Fox Chase uses a test that looks at 45 genes. This summer, Massachusetts General Hospital will start looking at 1,000 genes at a time. The Dana Farber Cancer Institute is now, via a program called Profile, testing all cancer patients for a few hundred data points. Greenville Hospital System University Medical Center is starting a program.
“That’s all exciting,” says Hayes. “But there is an important distinction between a biomarker and an analytically validated test for the biomarker that has been shown, with high levels of evidence, to improve patient care. For example, HER2 is a biomarker. It can be measured in tissue or blood. One can determine abnormalities in DNA, RNA, and protein, using many different assays for each. Some of these have excellent analytical validity. A few have high levels of evidence for clinical utility and are strongly recommended for routine clinical use.”
But it takes a long time to get there, he says. Too many biomarkers, like the PSA prostate cancer test, disappoint. “Right now the TCGA is in exploratory mode to find things that might be useful. But the hard work comes next. Are there highly accurate assays for the presumed important mutations or chromosomal copy number variations? And do they actually predict benefit from the presumed drug, as demonstrated by scientifically designed clinical trials?”

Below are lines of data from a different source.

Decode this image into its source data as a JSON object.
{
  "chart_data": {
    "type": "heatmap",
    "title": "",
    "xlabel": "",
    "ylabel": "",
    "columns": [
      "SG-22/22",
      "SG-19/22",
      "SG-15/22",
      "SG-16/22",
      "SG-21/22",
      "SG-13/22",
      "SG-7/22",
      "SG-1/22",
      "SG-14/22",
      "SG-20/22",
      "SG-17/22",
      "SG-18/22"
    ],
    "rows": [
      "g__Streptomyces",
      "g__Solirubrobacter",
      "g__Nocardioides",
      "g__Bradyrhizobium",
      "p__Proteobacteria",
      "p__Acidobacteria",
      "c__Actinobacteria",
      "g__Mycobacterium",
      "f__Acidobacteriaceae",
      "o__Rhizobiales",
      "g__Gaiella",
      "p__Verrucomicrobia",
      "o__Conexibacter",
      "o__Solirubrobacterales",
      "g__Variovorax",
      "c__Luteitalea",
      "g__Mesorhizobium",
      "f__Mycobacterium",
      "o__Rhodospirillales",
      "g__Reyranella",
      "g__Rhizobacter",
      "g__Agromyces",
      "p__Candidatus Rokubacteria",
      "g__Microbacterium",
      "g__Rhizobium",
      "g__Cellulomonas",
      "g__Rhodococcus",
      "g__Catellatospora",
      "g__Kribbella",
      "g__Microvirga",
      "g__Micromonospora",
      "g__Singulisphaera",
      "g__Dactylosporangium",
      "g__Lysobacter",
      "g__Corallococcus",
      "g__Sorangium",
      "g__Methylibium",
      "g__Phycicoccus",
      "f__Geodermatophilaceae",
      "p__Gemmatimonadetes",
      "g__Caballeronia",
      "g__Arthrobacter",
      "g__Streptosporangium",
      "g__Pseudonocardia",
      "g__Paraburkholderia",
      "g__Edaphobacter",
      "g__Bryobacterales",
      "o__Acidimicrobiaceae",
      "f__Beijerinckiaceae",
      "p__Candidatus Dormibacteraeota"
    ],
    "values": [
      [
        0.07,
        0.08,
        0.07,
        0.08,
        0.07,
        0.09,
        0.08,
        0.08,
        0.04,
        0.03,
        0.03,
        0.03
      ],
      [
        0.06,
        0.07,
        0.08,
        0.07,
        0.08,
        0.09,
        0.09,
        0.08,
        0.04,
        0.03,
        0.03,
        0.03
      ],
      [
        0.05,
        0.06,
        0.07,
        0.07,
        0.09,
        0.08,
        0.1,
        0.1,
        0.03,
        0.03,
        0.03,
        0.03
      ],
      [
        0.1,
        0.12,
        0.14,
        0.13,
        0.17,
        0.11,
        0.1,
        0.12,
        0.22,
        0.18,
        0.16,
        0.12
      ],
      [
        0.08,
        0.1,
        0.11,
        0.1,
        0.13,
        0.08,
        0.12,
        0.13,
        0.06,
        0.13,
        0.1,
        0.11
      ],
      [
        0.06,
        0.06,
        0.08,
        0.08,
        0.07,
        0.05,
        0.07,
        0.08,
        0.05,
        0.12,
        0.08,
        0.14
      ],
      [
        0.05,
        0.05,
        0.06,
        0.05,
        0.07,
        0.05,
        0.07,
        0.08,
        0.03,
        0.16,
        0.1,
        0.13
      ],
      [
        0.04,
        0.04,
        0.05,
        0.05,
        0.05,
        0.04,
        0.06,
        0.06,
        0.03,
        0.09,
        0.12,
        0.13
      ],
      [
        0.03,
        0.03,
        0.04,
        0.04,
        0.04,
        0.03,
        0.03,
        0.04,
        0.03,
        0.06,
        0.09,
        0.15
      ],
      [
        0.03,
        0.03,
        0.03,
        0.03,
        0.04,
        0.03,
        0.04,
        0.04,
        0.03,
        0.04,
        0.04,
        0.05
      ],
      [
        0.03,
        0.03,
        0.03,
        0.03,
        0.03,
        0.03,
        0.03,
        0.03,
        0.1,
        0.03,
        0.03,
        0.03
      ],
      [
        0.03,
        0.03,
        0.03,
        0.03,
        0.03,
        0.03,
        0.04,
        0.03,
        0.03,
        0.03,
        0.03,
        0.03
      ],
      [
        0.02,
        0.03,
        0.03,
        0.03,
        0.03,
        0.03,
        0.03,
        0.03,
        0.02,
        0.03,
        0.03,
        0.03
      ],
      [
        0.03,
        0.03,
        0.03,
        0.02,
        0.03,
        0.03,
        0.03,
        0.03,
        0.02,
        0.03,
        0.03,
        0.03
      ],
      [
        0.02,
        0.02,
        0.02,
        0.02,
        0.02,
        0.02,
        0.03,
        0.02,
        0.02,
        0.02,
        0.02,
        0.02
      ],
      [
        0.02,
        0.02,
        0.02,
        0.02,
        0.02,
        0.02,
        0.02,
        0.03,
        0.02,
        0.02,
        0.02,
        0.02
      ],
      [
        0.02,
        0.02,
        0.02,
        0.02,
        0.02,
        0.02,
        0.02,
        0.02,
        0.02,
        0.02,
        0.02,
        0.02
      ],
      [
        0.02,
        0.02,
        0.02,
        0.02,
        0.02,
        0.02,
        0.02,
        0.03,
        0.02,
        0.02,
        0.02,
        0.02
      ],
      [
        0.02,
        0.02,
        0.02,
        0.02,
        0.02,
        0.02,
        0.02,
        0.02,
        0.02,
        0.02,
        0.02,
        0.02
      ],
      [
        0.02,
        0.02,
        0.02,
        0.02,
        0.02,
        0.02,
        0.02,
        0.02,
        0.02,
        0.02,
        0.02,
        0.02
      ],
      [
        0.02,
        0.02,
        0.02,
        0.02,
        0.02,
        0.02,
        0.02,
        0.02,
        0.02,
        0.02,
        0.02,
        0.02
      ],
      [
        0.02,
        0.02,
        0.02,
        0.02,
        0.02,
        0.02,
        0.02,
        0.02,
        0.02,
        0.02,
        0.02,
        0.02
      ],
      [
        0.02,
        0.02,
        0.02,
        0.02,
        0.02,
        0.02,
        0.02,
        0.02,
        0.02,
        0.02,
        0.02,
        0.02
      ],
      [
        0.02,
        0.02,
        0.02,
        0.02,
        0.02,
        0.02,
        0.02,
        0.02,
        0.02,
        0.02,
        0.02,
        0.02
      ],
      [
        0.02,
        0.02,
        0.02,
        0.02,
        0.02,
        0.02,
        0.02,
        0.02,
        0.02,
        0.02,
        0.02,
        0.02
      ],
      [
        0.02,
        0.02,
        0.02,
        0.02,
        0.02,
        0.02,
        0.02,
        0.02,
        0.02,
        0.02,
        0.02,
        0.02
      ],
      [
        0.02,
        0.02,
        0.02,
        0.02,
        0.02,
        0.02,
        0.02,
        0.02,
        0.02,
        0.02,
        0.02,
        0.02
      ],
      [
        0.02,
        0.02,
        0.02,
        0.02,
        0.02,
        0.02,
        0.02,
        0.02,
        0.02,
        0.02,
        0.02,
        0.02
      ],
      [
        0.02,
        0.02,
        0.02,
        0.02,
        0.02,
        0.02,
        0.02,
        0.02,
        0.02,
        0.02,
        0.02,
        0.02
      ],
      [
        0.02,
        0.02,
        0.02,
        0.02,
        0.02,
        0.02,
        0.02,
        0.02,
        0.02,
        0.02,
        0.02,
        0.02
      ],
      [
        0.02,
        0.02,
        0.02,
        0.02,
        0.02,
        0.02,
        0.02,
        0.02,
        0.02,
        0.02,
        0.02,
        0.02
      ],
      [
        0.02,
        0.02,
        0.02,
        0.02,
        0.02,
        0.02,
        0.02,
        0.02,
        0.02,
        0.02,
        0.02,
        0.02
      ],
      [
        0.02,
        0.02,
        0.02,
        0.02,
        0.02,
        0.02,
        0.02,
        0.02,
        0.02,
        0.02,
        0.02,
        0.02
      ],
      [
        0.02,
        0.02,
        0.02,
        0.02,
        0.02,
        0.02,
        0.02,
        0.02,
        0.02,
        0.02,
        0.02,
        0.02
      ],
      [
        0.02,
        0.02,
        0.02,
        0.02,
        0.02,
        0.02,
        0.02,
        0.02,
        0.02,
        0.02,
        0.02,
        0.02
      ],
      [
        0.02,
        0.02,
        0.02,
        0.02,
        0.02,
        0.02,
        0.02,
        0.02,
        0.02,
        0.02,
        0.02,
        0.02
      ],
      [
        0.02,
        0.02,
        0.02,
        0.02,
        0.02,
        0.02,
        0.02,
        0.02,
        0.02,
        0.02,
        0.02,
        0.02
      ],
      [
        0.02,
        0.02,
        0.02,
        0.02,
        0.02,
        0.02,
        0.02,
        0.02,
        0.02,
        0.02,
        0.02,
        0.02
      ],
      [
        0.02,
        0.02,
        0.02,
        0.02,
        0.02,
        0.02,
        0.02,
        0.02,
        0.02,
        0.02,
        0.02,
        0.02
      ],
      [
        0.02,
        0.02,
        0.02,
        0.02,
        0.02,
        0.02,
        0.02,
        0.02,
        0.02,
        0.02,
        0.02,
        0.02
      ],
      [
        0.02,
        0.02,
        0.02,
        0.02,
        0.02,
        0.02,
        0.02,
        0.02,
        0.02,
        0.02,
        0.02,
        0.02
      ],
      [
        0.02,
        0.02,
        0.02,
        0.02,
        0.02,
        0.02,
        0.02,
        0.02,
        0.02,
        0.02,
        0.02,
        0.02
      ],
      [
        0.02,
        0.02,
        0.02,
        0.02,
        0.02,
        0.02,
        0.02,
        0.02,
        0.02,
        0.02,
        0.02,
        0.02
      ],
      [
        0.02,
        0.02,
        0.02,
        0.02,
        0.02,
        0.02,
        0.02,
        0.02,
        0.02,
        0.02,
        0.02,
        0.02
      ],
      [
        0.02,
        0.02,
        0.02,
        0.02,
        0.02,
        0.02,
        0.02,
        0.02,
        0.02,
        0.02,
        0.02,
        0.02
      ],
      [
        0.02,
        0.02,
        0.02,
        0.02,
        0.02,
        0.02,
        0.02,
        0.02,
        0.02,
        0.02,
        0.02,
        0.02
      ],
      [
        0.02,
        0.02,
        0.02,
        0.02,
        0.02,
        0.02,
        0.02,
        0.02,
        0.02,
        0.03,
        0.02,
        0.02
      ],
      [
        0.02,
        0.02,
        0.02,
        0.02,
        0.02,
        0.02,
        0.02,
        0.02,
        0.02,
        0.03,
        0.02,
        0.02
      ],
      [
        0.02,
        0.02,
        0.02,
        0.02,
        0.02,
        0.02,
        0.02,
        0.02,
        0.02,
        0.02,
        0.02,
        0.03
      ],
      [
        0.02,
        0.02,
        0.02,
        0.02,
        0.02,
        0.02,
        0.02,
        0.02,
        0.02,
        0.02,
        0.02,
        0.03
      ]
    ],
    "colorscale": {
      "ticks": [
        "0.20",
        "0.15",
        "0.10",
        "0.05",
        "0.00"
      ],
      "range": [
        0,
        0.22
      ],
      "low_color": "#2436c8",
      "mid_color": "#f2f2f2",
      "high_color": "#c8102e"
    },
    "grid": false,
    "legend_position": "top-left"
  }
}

University of Pittsburgh Medical Center oncologist Michael Lotze cautions that over-regulation kills. “We don’t want higher hurdles for biomarkers. One reason we have so few biomarkers is that much of the complex landscape of cancer is dictated by rounds of tumor cell growth and death. One can find much of the flotsam and jetsam in the serum.”
Hayes agrees. “I am a capitalist, not a communist. This will take delicate balancing. We can’t demand higher reimbursement for biomarker tests if the biomarkers aren’t better, for one example. Many areas must be addressed simultaneously. Biomarkers are as important as drugs.”